Nullable reference types and model binding in ASP.NET

Nullable reference type project setting in .NET

Nullable reference types - a comparatively new feature of C# which helps (to some extent) to deal with probably the most common bug - NullReferenceException. The feature was introduced in C# 8.0, and the main idea behind it is a new compiler analyzer which produces warnings if you try to access (or a better word - dereference) potentially nullable reference type.

For old projects you can enable this feature by adding <Nullable>enable</Nullable> line to .csproj file. For new ASP.NET projects this feature is enabled by default, but you can disable it by removing the corresponding line from .csproj.

Let’s create a new ASP.NET 6 application and check the default WeatherForecast:

public class WeatherForecast
{
    public DateTime Date { get; set; }

    public int TemperatureC { get; set; }

    public int TemperatureF => 32 + (int)(TemperatureC / 0.5556);

    public string? Summary { get; set; }
}

As you can see, Summary’s type is string? which didn’t make sense before C# 8.0. But now, since the nullable reference type feature is enabled, all reference types, by design, are considered non-nullable. This means they have to have a value (at least from compiler perspective). And the way to tell the compiler that we want to be able to assign null, and thus make the property not required, is to add ? to the type. Basically, it’s the same way we used to mark value types as nullable, which kind of makes sense.

Let’s try to change Summary’s type from string? to just string. The first thing we notice - there’s a new compiler warning:

Warning CS8618 Non-nullable property ‘Summary’ must contain a non-null value when exiting constructor. Consider declaring the property as nullable.

What happens here? C# compiler sees that Summary field is not marked as nullable, but there is no default value, and there is no constructor which initializes the property. This means that if you create an instance of type WeatherForecast, the default value of Summary will be null. Which violates the “non-nullable” rule.

Let’s ignore the warning for now, and create a new POST method accepting WeatherForecast as a parameter:

[HttpPost(Name = "UpdateWeatherForecast")]
public IActionResult UpdateWeatherForecast(WeatherForecast weatherForecast)
{
    return Ok("Updated");
}

Run the app, open the swagger page and try to make a request without Summary:

ASP.NET consider non nullable fields as required in model binding

As you can see, ASP.NET is smart enough to figure out that Summary field is required (because it is not nullable), and we are getting 400 Bad Request with The Summary field is required. error. Basically, it implicitly adds [Required] attribute to all non-nullable reference types. This is default behaviour since ASP.NET Core 3, and you can disable it with an MvcOption called SuppressImplicitRequiredAttributeForNonNullableReferenceTypes.

The warning

But what if we, like all good developers, don’t want to have any warnings in our solution? Well, we can add a constructor in WeatherForecast and initialize all the properties there. (We can even make WeatherForecast immutable, but it’s a topic for another discussion).
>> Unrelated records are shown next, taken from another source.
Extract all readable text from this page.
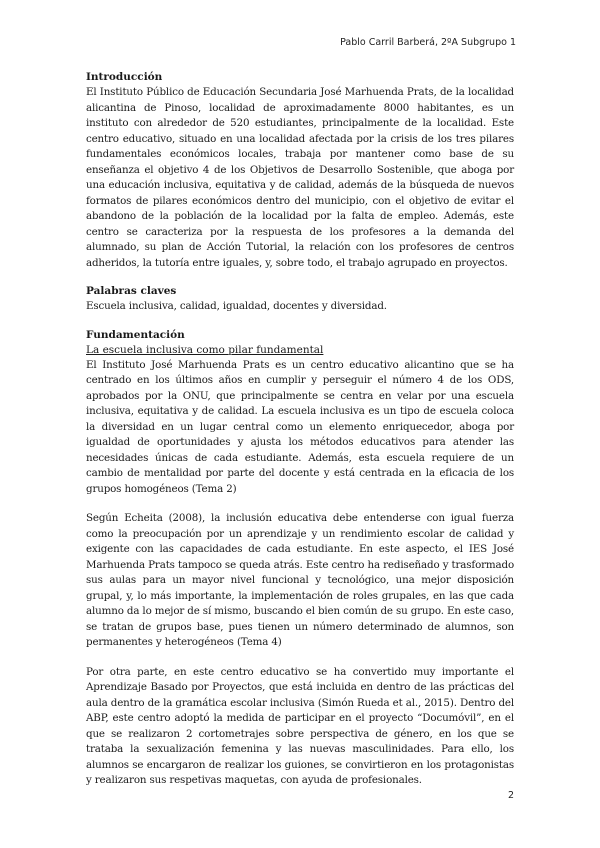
Pablo Carril Barberá, 2ºA Subgrupo 1
Introducción

El Instituto Público de Educación Secundaria José Marhuenda Prats, de la localidad alicantina de Pinoso, localidad de aproximadamente 8000 habitantes, es un instituto con alrededor de 520 estudiantes, principalmente de la localidad. Este centro educativo, situado en una localidad afectada por la crisis de los tres pilares fundamentales económicos locales, trabaja por mantener como base de su enseñanza el objetivo 4 de los Objetivos de Desarrollo Sostenible, que aboga por una educación inclusiva, equitativa y de calidad, además de la búsqueda de nuevos formatos de pilares económicos dentro del municipio, con el objetivo de evitar el abandono de la población de la localidad por la falta de empleo. Además, este centro se caracteriza por la respuesta de los profesores a la demanda del alumnado, su plan de Acción Tutorial, la relación con los profesores de centros adheridos, la tutoría entre iguales, y, sobre todo, el trabajo agrupado en proyectos.

Palabras claves

Escuela inclusiva, calidad, igualdad, docentes y diversidad.

Fundamentación
La escuela inclusiva como pilar fundamental

El Instituto José Marhuenda Prats es un centro educativo alicantino que se ha centrado en los últimos años en cumplir y perseguir el número 4 de los ODS, aprobados por la ONU, que principalmente se centra en velar por una escuela inclusiva, equitativa y de calidad. La escuela inclusiva es un tipo de escuela coloca la diversidad en un lugar central como un elemento enriquecedor, aboga por igualdad de oportunidades y ajusta los métodos educativos para atender las necesidades únicas de cada estudiante. Además, esta escuela requiere de un cambio de mentalidad por parte del docente y está centrada en la eficacia de los grupos homogéneos (Tema 2)

Según Echeita (2008), la inclusión educativa debe entenderse con igual fuerza como la preocupación por un aprendizaje y un rendimiento escolar de calidad y exigente con las capacidades de cada estudiante. En este aspecto, el IES José Marhuenda Prats tampoco se queda atrás. Este centro ha rediseñado y trasformado sus aulas para un mayor nivel funcional y tecnológico, una mejor disposición grupal, y, lo más importante, la implementación de roles grupales, en las que cada alumno da lo mejor de sí mismo, buscando el bien común de su grupo. En este caso, se tratan de grupos base, pues tienen un número determinado de alumnos, son permanentes y heterogéneos (Tema 4)

Por otra parte, en este centro educativo se ha convertido muy importante el Aprendizaje Basado por Proyectos, que está incluida en dentro de las prácticas del aula dentro de la gramática escolar inclusiva (Simón Rueda et al., 2015). Dentro del ABP, este centro adoptó la medida de participar en el proyecto “Documóvil”, en el que se realizaron 2 cortometrajes sobre perspectiva de género, en los que se trataba la sexualización femenina y las nuevas masculinidades. Para ello, los alumnos se encargaron de realizar los guiones, se convirtieron en los protagonistas y realizaron sus respetivas maquetas, con ayuda de profesionales.

2
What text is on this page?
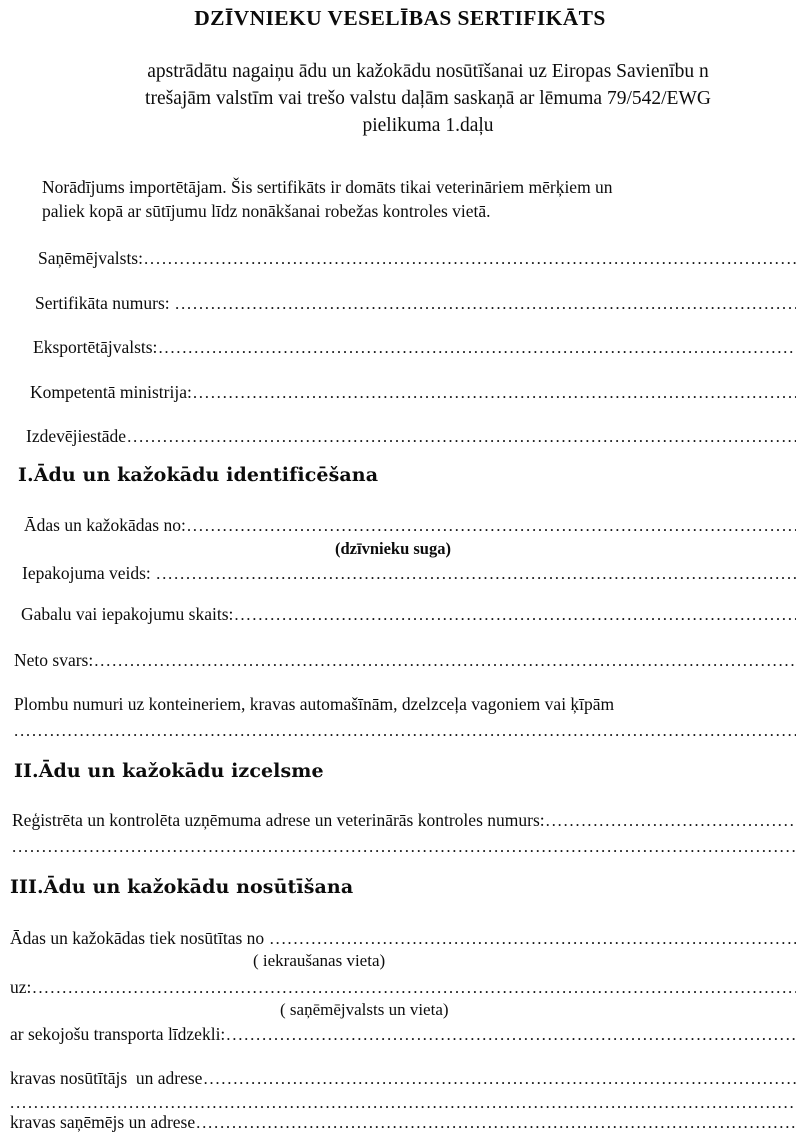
DZĪVNIEKU VESELĪBAS SERTIFIKĀTS
apstrādātu nagaiņu ādu un kažokādu nosūtīšanai uz Eiropas Savienību n
trešajām valstīm vai trešo valstu daļām saskaņā ar lēmuma 79/542/EWG
pielikuma 1.daļu
Norādījums importētājam. Šis sertifikāts ir domāts tikai veterināriem mērķiem un
paliek kopā ar sūtījumu līdz nonākšanai robežas kontroles vietā.
Saņēmējvalsts:
.....
Sertifikāta numurs:
.....
Eksportētājvalsts:
.....
Kompetentā ministrija:
.....
Izdevējiestāde
.....
I.Ādu un kažokādu identificēšana
Ādas un kažokādas no:
.....
(dzīvnieku suga)
Iepakojuma veids:
.....
Gabalu vai iepakojumu skaits:
.....
Neto svars:
.....
Plombu numuri uz konteineriem, kravas automašīnām, dzelzceļa vagoniem vai ķīpām
.....
II.Ādu un kažokādu izcelsme
Reģistrēta un kontrolēta uzņēmuma adrese un veterinārās kontroles numurs:
.....
.....
III.Ādu un kažokādu nosūtīšana
Ādas un kažokādas tiek nosūtītas no
.....
( iekraušanas vieta)
uz:
.....
( saņēmējvalsts un vieta)
ar sekojošu transporta līdzekli:
.....
kravas nosūtītājs  un adrese
.....
.....
kravas saņēmējs un adrese
.....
Let’s do it:

public class WeatherForecast
{
    public WeatherForecast(DateTime date, int temperatureC, string summary)
    {
        Date = date;
        TemperatureC = temperatureC;
        Summary = summary;
    }

    public DateTime Date { get; set; }

    public int TemperatureC { get; set; }

    public int TemperatureF => 32 + (int)(TemperatureC / 0.5556);

    public string Summary { get; set; }
}

The warning is gone, the compiler sees that the only option to create WeatherForecast is to use the new constructor containing summary paramter, and it will be able to validate that summary is not null in the invoking code. The problem solved, but one can argue the new constructor does look a bit strange. But what can we do?

Record types

C# 9.0 introduces a new record type that allows you to define our WeatherForecast more concisely (in this case the record will also be immutable):

public record WeatherForecast(
    DateTime Date, 
    int TemperatureC, 
    string Summary)
{
    public int TemperatureF => 32 + (int)(TemperatureC / 0.5556);
}

And guess what? ASP.NET Model Binding is able to deserialize these new records, so you can use them as action parameters! Much better, isn’t it?